Synthesizing technical informational texts, interpreting force diagrams (vectors), and constructing scientific explanations based on experimental evidence.

Day 1: Compression and Tension. The lesson begins with a "Warm Up" using a chair to demonstrate balanced and unbalanced forces. Students perform tactile investigations: pulling rubber bands to feel tension (stretching/thinning) and pushing on sponges to observe compression (shortening/bulging). They identify real-world applications, such as suspension cables for tension and columns for compression.

Day 2: Shear, Torsion, and Bending. Students explore complex stresses by twisting cloth (torsion) and analyzing how scissors work (shear forces pushing in opposite directions). They investigate bending, noting that one side of a bent object is under tension while the other is under compression. The lesson concludes with a classroom audit identifying Live and Dead loads and the stresses they exert on school furniture.

Purpose: To understand that stress is the internal resistance of a material to distorting influences, and mastering these forces is essential for designing structures that do not buckle or snap.

DOK Level: 3 (Strategic Thinking). Students must predict structural behavior under torsion and justify material choices for specific engineering challenges.

Real-World Connections:

Analyzing why the Golden Gate Bridge cables are in tension.

Identifying compression in the legs of the desk students are sitting at.

Explaining the torsion (twisting) that affects suspension bridges during high winds.


Culturally Relevant Connections:

Discussing how iconic landmarks like the Statue of Liberty or the Cologne Cathedral are designed to withstand these forces to remain symbols of identity and history.

Exploring how Stone Age builders used physical principles (levers) to manage massive compression loads.
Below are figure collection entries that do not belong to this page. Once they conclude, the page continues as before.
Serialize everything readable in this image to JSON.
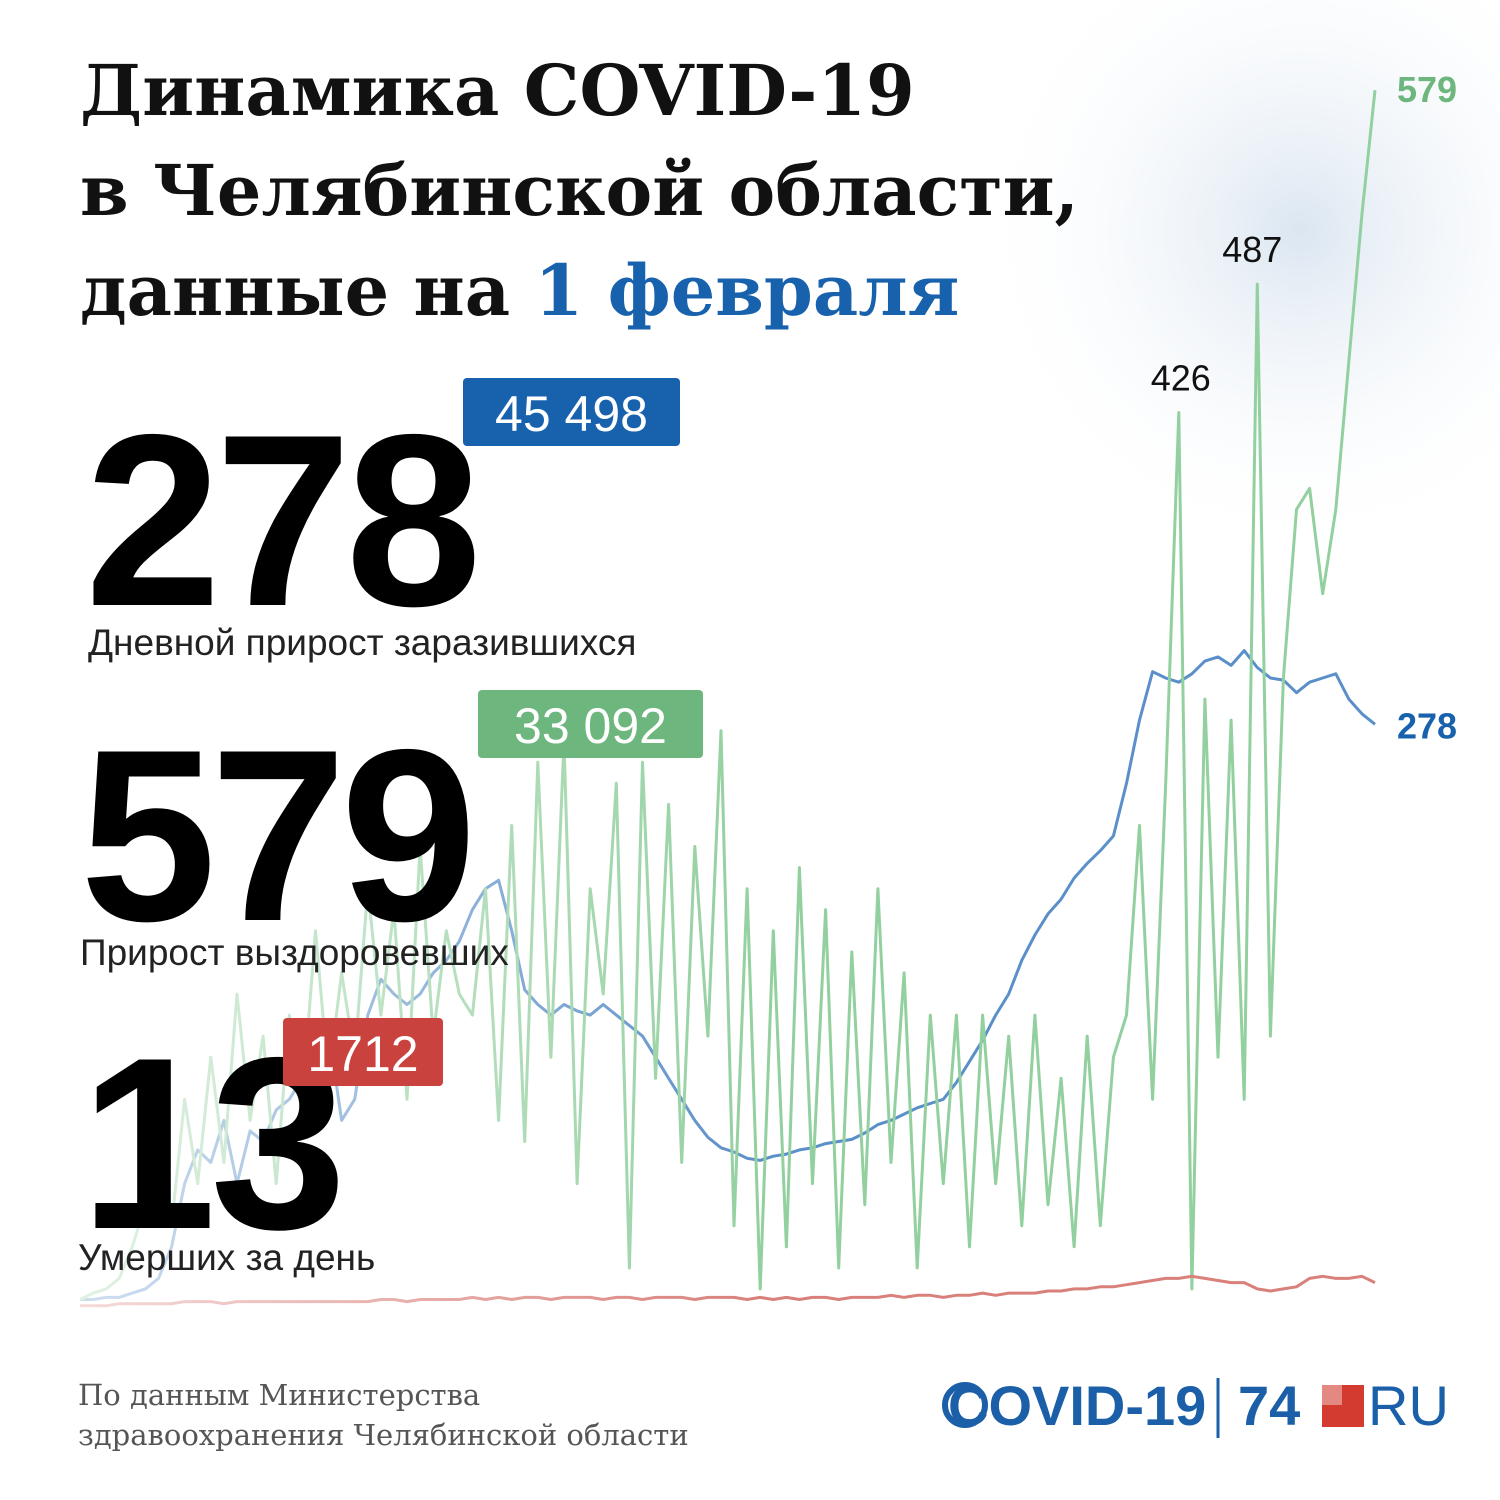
{
  "header": {
    "title_lines": [
      "Динамика COVID-19",
      "в Челябинской области,"
    ],
    "title_prefix": "данные на ",
    "title_date": "1 февраля"
  },
  "stats": [
    {
      "value": 278,
      "total": "45 498",
      "label": "Дневной прирост заразившихся",
      "color": "#1862ad"
    },
    {
      "value": 579,
      "total": "33 092",
      "label": "Прирост выздоровевших",
      "color": "#6db77e"
    },
    {
      "value": 13,
      "total": "1712",
      "label": "Умерших за день",
      "color": "#c9423e"
    }
  ],
  "chart_data": {
    "type": "line",
    "ylim": [
      0,
      600
    ],
    "series": [
      {
        "color": "#5b8fc9",
        "values": [
          5,
          5,
          6,
          6,
          8,
          10,
          15,
          30,
          60,
          76,
          70,
          90,
          60,
          85,
          80,
          95,
          100,
          110,
          120,
          133,
          90,
          100,
          140,
          157,
          150,
          145,
          150,
          160,
          166,
          175,
          190,
          200,
          204,
          180,
          152,
          145,
          140,
          145,
          142,
          140,
          145,
          140,
          135,
          130,
          120,
          110,
          100,
          90,
          82,
          77,
          75,
          72,
          71,
          73,
          74,
          76,
          77,
          79,
          80,
          81,
          84,
          88,
          90,
          93,
          96,
          98,
          100,
          108,
          118,
          128,
          140,
          150,
          166,
          178,
          188,
          195,
          205,
          212,
          218,
          225,
          250,
          280,
          303,
          300,
          298,
          302,
          308,
          310,
          306,
          313,
          305,
          300,
          299,
          293,
          298,
          300,
          302,
          290,
          283,
          278
        ]
      },
      {
        "color": "#93d09f",
        "values": [
          5,
          8,
          10,
          15,
          30,
          50,
          80,
          40,
          100,
          60,
          120,
          70,
          150,
          90,
          130,
          60,
          140,
          100,
          180,
          110,
          160,
          120,
          200,
          140,
          190,
          100,
          220,
          130,
          180,
          150,
          140,
          200,
          90,
          230,
          80,
          260,
          120,
          270,
          60,
          200,
          150,
          250,
          20,
          260,
          110,
          240,
          70,
          220,
          130,
          275,
          40,
          200,
          10,
          180,
          30,
          210,
          60,
          190,
          20,
          170,
          50,
          200,
          70,
          160,
          20,
          140,
          60,
          140,
          30,
          140,
          60,
          130,
          40,
          140,
          50,
          110,
          30,
          130,
          40,
          120,
          140,
          230,
          100,
          250,
          426,
          10,
          290,
          120,
          280,
          100,
          487,
          130,
          300,
          380,
          390,
          340,
          380,
          450,
          520,
          579
        ]
      },
      {
        "color": "#d9807a",
        "values": [
          2,
          2,
          2,
          3,
          3,
          3,
          3,
          3,
          4,
          4,
          4,
          3,
          4,
          4,
          4,
          4,
          4,
          4,
          4,
          4,
          4,
          4,
          4,
          5,
          5,
          4,
          5,
          5,
          5,
          5,
          6,
          5,
          6,
          5,
          6,
          6,
          5,
          6,
          6,
          6,
          5,
          6,
          6,
          5,
          6,
          6,
          6,
          5,
          6,
          6,
          6,
          5,
          6,
          5,
          6,
          5,
          6,
          6,
          5,
          6,
          6,
          6,
          7,
          6,
          7,
          7,
          6,
          7,
          7,
          8,
          7,
          8,
          8,
          8,
          9,
          9,
          10,
          10,
          11,
          11,
          12,
          13,
          14,
          15,
          15,
          16,
          15,
          14,
          13,
          13,
          10,
          9,
          10,
          11,
          15,
          16,
          15,
          15,
          16,
          13
        ]
      }
    ]
  },
  "source": [
    "По данным Министерства",
    "здравоохранения Челябинской области"
  ],
  "logo": {
    "covid": "COVID-19",
    "num": "74",
    "ru": "RU"
  }
}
Misconception: Concrete is strong under any force. Correction: Concrete is excellent in compression but weak in tension, which is why it requires steel reinforcement (rebar).

Misconception: Bending is a single force. Correction: Bending is a combination where the outer curve is pulled (tension) and the inner curve is pushed (compression).

English Learners: Build a word wall with visual "Force Arrows" showing vectors for each stress type; provide flashcards with definitions and drawings.

Advanced Learners: Research the Poisson effect (lateral expansion under longitudinal compression) or investigate fatigue failure in materials.

Formative: Completion of the "0.5 Structural Forces Investigation" worksheet.

Summative: Students draw "Force Arrows" on photos of famous buildings to correctly show where compression, tension, and torsion are acting.

Materials: Sponges, rubber bands, cloth/rags, scissors, yarn, craft sticks.

Text/Slides: "0.5-Structural Forces Investigation," "0.5-Types of Stress on Structure".

Speaker: A local civil engineer or architect to discuss how they "dissipate or transfer" forces in their designs.